Understanding the Person
A journalist for Esquire magazine, Richardson spent years researching the groups that lurk in the dark corners of the internet, writing stories about people “cursed with realistic fears about an apocalyptic future”. To uncover “the making” of his subject, Richardson first examines Mangione’s extensive reading. We learn that “[when] he was taken into custody, Luigi had a list of nearly three hundred titles on a reading platform”. Their content covered climate change to masculinity, along with a “focus on his own personal growth, both physical and mental”. Additionally, Richardson sifts through his communications with online personalities and authors as well as his many posts on social media. These primary sources, meant to paint a portrait of Mangione, instead present him as an amorphous figure. Richardson attempts to explain this by suggesting that “Luigi’s elusiveness, in fact, is what gives him a little of that old trickster magic”. Throughout the book, Richardson tries to frame his subject in archetypal terms.

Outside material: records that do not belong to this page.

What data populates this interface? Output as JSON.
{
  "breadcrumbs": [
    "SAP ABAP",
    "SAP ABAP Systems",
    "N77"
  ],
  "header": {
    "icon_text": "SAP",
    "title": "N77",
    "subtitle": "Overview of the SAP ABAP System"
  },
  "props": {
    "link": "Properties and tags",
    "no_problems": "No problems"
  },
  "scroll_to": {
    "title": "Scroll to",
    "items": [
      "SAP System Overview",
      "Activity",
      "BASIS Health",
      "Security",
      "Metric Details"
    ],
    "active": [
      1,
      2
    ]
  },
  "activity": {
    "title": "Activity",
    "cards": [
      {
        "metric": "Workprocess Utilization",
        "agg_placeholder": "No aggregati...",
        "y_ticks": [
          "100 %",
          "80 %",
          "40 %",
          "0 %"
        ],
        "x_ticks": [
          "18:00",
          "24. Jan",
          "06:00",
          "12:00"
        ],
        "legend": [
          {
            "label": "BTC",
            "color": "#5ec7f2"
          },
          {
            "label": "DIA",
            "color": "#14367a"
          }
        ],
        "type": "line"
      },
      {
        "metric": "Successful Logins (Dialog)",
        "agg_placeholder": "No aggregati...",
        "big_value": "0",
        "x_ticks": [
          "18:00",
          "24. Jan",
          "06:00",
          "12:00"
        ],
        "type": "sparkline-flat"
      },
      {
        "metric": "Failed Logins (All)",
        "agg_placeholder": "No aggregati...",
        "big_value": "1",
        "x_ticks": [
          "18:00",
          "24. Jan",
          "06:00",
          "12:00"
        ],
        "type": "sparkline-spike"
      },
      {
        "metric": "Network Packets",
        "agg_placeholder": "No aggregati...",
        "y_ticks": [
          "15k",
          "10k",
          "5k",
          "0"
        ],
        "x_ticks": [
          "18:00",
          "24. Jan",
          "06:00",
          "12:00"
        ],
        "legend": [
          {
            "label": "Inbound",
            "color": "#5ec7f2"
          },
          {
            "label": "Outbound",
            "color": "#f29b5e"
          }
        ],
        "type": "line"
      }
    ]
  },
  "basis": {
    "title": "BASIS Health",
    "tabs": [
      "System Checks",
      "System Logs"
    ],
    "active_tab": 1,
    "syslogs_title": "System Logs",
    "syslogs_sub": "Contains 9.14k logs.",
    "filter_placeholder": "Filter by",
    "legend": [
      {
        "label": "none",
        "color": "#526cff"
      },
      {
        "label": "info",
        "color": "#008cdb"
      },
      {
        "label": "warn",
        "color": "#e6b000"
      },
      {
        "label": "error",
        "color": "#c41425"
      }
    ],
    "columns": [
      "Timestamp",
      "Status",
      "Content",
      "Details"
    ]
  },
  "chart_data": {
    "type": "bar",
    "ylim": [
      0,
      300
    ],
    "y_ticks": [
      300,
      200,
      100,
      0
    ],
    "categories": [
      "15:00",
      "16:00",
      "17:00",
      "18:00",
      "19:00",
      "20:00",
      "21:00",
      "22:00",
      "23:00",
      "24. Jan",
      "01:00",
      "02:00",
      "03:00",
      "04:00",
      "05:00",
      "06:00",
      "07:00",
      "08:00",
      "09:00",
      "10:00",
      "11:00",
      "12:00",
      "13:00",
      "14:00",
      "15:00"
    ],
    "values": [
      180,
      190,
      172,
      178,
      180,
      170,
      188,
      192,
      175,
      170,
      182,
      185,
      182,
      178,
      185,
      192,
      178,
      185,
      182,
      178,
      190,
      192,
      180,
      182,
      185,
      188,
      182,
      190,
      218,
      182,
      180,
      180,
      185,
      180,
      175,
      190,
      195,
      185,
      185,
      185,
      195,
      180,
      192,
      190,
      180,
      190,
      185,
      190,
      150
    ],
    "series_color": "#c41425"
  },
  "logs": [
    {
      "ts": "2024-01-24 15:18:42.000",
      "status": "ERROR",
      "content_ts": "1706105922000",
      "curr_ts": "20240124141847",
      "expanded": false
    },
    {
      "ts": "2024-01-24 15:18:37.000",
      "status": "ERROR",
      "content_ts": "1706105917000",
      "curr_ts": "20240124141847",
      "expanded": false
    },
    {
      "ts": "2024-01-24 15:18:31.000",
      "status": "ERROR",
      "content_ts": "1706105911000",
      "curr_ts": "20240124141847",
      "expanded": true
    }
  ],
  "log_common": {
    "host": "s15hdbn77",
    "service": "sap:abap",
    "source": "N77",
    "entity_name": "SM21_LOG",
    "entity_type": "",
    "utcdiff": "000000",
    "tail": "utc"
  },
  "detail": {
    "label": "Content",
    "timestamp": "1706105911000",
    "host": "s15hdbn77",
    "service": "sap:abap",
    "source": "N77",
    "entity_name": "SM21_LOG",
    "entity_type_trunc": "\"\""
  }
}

Mangione is deeply anxious about the world around him, one where ‘everything is accelerating whether we like it or not’
Interpreting the Incident
As for “the meaning” of the title, Richardson uses as a clue three words – “delay”, “refuse” and “remove”, engraved on the bullets left behind at the crime scene. These are the terms occasionally employed by medical insurers to reject claims. He looks at the indication Mangione suffered from a chronic back condition, which could have been a reason for an attack, but finds no proof; instead, what significance there is seems to rest in Mangione’s philosophical dread about the world around him, one where “the pace is quickening whether we like it or not, sliding faster and faster to the edge”; a world where the general belief seems to be that AI is going to eventually either take control, or destroy us, or both.
Gaps in the Narrative
Conspicuous by their absence from the book are interviews with the key individuals. Richardson made requests, but never expected access to Mangione himself. And his family made it clear that they had decided against speaking to the media in advance of the trial. Another flashing-yellow omission is any significant information about the victim, Thompson, though we learn that under his leadership, from 2021 to 2023, company earnings increased by 33%.
Ambiguous Findings
By book’s end, the audience has no clear understanding of Mangione’s character or what could have driven his alleged crimes. Worse still, Richardson’s apparent empathy for him gives the reader the disturbing feeling of having been exposed to a subtle approval of an assassination. In the book’s final lines, Richardson delivers his fairytale assessment: “We’ve entered a time of fables, the insane ruler, the monster in the maze and the emperor without clothes.” In that tale “Robin Hoods come with a beautiful promise … They arrive in times of social turmoil, when the people are suffering and everything is confusing anymore.”
One thing is clear: as Mangione’s defence team continues in its attempts have accusations that could lead to the ultimate sentence thrown out, any reference of myths, Robin Hoods, heroes or monsters will not be allowed in court in defence of this handsome young man with a “features reminiscent of classical art” facing judgment for murder.